Federal Judges Are Blocking State Anti-Trans Bills
Culture war bills signed into law in Arkansas, West Virginia, and Tennessee run afoul of Constitution, federal law.
Federal judges Wednesday blocked new laws in Arkansas and West Virginia that sought to limit how transgender students' participation in school sports and prohibit parents and professionals from providing transgender minors with medical treatments.
West Virginia lawmakers passed H.B. 3293 in April. The bill requires students who wish to participate in sports events to be classified on the basis of their biological sex, specifically so that trans girls (who were born male but identify as female) cannot compete as females. The law is written so that it doesn't stop trans boys from competing with biological males. That will become relevant later.
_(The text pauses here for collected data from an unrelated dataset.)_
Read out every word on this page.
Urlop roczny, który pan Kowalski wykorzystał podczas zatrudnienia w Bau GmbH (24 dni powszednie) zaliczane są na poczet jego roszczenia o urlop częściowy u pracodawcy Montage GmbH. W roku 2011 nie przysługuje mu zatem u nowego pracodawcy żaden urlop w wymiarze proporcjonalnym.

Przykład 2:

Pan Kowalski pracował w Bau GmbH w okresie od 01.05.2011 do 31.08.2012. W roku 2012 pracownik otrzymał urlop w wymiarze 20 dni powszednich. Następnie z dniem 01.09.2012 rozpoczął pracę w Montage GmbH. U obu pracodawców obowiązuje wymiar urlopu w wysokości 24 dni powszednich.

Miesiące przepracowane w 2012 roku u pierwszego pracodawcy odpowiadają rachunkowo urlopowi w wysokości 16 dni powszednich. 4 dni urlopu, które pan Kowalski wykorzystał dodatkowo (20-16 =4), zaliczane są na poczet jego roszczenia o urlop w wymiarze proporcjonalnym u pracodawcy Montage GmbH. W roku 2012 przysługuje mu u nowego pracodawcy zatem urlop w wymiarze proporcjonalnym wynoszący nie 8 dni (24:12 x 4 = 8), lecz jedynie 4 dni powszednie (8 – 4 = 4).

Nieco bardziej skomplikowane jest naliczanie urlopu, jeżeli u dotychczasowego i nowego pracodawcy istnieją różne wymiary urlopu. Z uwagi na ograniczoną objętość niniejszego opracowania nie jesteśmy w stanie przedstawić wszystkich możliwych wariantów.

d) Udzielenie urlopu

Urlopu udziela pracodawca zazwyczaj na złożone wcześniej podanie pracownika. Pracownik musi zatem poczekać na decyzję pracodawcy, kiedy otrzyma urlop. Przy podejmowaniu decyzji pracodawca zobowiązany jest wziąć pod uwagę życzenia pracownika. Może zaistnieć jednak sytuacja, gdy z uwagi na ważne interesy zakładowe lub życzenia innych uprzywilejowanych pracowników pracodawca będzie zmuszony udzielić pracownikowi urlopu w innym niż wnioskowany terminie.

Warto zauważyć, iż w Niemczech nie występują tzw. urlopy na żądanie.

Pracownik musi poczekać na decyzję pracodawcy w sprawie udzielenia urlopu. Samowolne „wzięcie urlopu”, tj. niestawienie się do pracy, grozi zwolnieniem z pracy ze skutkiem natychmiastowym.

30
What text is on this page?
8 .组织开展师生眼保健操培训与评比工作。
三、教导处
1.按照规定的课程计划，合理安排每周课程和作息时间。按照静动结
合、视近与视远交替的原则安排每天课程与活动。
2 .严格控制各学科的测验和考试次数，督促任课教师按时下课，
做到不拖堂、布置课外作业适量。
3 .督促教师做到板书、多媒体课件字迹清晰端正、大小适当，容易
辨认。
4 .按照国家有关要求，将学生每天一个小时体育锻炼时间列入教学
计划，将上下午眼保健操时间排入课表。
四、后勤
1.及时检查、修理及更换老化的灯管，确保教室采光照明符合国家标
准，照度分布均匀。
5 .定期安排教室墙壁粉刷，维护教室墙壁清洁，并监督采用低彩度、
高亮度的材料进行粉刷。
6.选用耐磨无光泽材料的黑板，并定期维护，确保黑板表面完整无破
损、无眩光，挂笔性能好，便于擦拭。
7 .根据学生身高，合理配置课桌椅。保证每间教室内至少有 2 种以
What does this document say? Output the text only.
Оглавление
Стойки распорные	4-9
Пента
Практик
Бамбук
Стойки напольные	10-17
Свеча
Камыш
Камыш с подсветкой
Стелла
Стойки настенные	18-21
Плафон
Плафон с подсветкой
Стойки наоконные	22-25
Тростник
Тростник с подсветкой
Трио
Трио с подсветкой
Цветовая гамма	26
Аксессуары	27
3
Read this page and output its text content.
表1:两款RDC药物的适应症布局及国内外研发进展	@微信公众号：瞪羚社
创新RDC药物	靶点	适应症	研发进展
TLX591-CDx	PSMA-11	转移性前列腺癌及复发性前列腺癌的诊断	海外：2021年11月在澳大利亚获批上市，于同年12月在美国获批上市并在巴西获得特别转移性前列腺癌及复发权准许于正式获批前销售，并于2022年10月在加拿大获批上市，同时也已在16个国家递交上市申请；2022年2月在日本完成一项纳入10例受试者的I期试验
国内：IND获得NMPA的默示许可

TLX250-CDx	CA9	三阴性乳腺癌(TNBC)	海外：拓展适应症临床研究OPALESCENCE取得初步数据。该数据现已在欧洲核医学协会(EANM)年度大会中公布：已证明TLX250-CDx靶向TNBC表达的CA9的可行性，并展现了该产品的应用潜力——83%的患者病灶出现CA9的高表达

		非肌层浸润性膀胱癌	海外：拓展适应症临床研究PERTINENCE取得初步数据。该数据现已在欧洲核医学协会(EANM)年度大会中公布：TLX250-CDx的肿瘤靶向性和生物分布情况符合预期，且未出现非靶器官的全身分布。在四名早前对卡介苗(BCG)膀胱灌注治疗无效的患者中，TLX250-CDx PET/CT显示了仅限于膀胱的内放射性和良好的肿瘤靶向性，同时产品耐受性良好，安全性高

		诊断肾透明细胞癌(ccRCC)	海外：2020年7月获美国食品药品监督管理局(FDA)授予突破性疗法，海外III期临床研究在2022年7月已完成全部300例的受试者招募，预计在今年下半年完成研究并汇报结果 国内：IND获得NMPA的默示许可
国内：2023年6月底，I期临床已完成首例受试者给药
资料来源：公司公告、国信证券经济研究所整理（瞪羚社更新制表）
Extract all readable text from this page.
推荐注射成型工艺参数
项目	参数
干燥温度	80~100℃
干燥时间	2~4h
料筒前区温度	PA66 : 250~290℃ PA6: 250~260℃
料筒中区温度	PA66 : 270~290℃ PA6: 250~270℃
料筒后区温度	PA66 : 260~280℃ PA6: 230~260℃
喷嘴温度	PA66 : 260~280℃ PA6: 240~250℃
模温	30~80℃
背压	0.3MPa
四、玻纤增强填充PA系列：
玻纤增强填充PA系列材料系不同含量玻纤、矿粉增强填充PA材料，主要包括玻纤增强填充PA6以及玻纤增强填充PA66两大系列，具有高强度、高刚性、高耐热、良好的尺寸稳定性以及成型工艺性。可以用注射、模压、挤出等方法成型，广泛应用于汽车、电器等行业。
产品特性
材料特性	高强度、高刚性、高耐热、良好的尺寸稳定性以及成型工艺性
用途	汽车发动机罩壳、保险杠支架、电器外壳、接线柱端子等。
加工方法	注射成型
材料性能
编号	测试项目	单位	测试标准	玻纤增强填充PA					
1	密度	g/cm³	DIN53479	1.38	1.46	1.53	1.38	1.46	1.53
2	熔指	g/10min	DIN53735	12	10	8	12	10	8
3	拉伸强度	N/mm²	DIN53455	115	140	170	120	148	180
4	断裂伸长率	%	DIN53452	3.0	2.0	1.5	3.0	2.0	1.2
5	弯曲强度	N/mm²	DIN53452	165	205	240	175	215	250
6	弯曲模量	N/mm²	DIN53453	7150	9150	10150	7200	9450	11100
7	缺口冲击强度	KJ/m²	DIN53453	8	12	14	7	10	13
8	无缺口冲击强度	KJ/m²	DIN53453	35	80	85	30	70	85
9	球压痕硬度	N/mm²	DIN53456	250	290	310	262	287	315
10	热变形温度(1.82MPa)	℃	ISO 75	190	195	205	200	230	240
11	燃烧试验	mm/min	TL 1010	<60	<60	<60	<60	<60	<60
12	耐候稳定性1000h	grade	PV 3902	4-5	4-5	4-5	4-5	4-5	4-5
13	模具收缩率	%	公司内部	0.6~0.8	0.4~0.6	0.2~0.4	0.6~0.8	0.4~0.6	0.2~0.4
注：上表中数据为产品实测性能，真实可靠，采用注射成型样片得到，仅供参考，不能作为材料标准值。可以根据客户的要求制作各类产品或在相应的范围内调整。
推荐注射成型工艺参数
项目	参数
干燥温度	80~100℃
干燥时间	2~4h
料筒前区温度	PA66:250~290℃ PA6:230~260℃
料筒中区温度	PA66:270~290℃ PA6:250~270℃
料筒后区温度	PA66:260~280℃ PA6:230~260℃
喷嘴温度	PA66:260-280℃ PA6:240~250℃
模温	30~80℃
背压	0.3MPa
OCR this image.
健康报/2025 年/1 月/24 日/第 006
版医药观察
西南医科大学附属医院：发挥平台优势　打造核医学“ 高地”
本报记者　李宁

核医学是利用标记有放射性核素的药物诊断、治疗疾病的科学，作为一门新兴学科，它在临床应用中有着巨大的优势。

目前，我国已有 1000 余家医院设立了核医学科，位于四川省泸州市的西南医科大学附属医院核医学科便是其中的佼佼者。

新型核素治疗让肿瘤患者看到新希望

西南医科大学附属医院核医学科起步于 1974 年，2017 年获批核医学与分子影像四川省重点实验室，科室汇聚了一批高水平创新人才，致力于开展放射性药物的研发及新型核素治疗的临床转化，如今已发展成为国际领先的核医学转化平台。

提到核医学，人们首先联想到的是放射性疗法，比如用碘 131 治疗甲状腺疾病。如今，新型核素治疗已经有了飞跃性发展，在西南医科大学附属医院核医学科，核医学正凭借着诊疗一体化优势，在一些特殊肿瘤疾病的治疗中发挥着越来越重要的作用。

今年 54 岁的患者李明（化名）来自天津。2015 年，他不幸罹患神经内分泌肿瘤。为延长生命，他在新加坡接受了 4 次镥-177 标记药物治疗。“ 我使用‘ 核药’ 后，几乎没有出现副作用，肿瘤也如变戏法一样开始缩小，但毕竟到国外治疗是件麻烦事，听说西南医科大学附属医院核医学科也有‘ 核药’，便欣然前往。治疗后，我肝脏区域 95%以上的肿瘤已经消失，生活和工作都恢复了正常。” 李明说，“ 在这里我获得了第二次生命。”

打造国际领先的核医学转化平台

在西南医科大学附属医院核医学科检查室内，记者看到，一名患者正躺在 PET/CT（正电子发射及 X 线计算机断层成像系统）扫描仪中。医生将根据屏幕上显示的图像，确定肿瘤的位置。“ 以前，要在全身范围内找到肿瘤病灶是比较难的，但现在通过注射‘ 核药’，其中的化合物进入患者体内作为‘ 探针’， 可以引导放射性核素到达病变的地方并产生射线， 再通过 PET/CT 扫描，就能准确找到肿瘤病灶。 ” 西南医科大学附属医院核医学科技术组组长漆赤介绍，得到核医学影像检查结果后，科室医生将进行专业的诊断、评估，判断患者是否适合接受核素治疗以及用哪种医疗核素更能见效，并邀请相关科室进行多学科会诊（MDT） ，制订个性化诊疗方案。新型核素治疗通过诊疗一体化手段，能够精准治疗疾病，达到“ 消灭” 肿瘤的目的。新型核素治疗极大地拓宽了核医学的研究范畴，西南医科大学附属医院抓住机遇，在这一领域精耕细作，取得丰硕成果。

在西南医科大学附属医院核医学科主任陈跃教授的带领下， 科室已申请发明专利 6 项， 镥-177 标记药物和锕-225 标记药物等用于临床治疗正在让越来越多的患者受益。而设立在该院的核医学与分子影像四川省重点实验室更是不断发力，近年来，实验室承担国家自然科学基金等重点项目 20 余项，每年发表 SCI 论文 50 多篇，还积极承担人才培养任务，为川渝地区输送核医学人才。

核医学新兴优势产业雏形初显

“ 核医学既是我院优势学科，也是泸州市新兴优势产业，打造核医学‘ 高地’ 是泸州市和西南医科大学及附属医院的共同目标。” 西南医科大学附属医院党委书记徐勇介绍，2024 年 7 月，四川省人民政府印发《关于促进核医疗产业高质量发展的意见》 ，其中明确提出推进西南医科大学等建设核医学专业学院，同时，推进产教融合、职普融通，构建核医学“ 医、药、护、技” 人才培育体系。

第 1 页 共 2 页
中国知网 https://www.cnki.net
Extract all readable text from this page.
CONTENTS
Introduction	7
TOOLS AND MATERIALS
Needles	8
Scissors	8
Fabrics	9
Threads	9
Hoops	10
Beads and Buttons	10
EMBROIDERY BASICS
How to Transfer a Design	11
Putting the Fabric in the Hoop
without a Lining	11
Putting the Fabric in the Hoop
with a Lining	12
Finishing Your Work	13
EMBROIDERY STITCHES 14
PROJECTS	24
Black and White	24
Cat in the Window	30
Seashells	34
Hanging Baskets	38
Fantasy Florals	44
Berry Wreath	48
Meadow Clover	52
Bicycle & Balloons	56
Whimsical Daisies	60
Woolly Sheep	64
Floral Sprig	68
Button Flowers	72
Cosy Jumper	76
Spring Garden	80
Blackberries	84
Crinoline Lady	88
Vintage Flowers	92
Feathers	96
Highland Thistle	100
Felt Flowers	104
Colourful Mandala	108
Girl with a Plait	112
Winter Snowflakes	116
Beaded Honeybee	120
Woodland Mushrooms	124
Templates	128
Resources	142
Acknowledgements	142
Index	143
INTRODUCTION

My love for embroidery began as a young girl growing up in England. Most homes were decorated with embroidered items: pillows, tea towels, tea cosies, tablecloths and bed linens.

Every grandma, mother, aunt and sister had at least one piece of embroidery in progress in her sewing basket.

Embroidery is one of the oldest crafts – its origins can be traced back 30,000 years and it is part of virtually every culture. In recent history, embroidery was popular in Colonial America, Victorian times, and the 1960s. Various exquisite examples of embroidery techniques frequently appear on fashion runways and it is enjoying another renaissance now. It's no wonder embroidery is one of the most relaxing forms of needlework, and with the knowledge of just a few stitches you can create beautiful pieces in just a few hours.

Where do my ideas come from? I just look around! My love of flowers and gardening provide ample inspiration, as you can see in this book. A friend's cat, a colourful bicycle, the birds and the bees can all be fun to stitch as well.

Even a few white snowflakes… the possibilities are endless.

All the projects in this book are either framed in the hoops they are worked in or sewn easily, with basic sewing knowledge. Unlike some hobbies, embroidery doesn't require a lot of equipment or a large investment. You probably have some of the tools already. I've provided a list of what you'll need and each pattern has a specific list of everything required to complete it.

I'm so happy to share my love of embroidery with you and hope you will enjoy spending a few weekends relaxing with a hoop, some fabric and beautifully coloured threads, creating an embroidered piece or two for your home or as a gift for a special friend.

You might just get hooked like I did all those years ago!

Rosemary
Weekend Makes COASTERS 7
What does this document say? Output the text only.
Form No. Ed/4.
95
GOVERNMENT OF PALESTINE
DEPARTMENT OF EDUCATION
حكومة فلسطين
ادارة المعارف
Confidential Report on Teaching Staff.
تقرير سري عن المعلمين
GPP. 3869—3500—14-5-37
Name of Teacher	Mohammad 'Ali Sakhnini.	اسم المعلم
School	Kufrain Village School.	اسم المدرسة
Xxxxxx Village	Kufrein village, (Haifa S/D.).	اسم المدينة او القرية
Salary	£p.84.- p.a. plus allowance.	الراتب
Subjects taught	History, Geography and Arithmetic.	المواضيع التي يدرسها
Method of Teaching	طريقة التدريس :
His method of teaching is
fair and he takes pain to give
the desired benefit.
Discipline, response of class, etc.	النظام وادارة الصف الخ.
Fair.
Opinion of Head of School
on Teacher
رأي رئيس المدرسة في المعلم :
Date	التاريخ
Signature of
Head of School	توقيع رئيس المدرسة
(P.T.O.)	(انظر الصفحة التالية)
Arkansas lawmakers, meanwhile, passed an anti-trans bill in April that forbids health professionals from prescribing any sort of medical treatment (like puberty-blocking hormones) to trans teens, even with the support of the parents. The bill, H.B. 1570, went so far as to forbid doctors from referring minors to other doctors (presumably in other states) who would provide such treatments and threatened to revoke the licenses of any medical professionals who defied the law. Republican Gov. Asa Hutchinson vetoed the bill, but lawmakers overruled him.
Both laws have been temporarily blocked by different federal judges. In West Virginia, the American Civil Liberties Union filed suit on behalf of an 11-year-old trans girl who wants to participate in her middle school's cross-country racing team. In Arkansas, the ACLU filed suit on behalf of four trans youths and their families and two doctors.
In West Virginia, U.S. District Judge Joseph R. Goodwin of the U.S. District Court for the Southern District of West Virginia found that it was likely the plaintiff would win the case under the argument that the state had violated her equal protection rights under the 14th Amendment and had violated Title IX of the Education Amendments of 1972. Therefore he ordered an injunction stopping H.B. 3293 from being enforced as the case works its way through the court system. He wrote:
[P]ermitting B.P.J. to participate on the girls' teams would not take away athletic opportunities from other girls. Transgender people make up a small percentage of the population: 0.6% of the adult population generally, and 0.7% of thirteen- to seventeen-year-olds. … The number of transgender people who wish to participate in school-sponsored athletics is even smaller. Insofar as I am aware, B.P.J. is the only transgender student at her school interested in school-sponsored athletics. Therefore, I cannot find that permitting B.P.J. to participate on the girls' cross country and track teams would significantly, if at all, prevent other girl athletes from participating.
He adds that the argument that a ban on trans girls competing with biological girls in order to protect girls' safety fails because the plaintiff was not asking to participate in a contact sport. Goodwin concludes that the girl is being discriminated against on the basis of her sex in the same way the Supreme Court ruled in Bostock v. Clayton County that workplace discrimination against gay and trans workers is discrimination on the basis of sex. And because the law explicitly permits trans boys to continue competing with other boys, Goodwin notes that everybody else gets to compete on sports teams on the basis of their chosen identity except for the plaintiff and other trans girls, making it a discriminatory policy.
In Arkansas, U.S. District Judge James M. Moody Jr., of the U.S. District Court for the Eastern District of Arkansas, granted a preliminary injunction in a bench decision Wednesday afternoon stopping the enforcement of Arkansas' ban on medical treatment for trans minors. This is not his final decision in the case. Rather, the injunction will allow parents and families to continue seeking medical treatment while he considers his ruling. The law was scheduled to go into effect later this month, and the ACLU and parents argued that it would force them to cut off medical treatment their trans children were already receiving.
These rulings follow on the heels of one of the dumber new anti-trans laws being blocked earlier this month. Tennessee lawmakers in May passed a law ordering private businesses to hang up warning signs if they allowed trans people to use the bathrooms of their chosen sex rather than their biological sex. Businesses who were found violating the sign law faced misdemeanor penalties under the state's building codes.
Two business owners, again represented by the ACLU, filed suit, arguing that this sign demand violates their First Amendment rights by mandating speech. U.S. District Judge Aleta A. Trauger of the U.S. District Court for the Middle District of Tennessee, Nashville Division, ruled that the plaintiffs were likely to succeed on the claims and granted a preliminary injunction stopping enforcement of the law.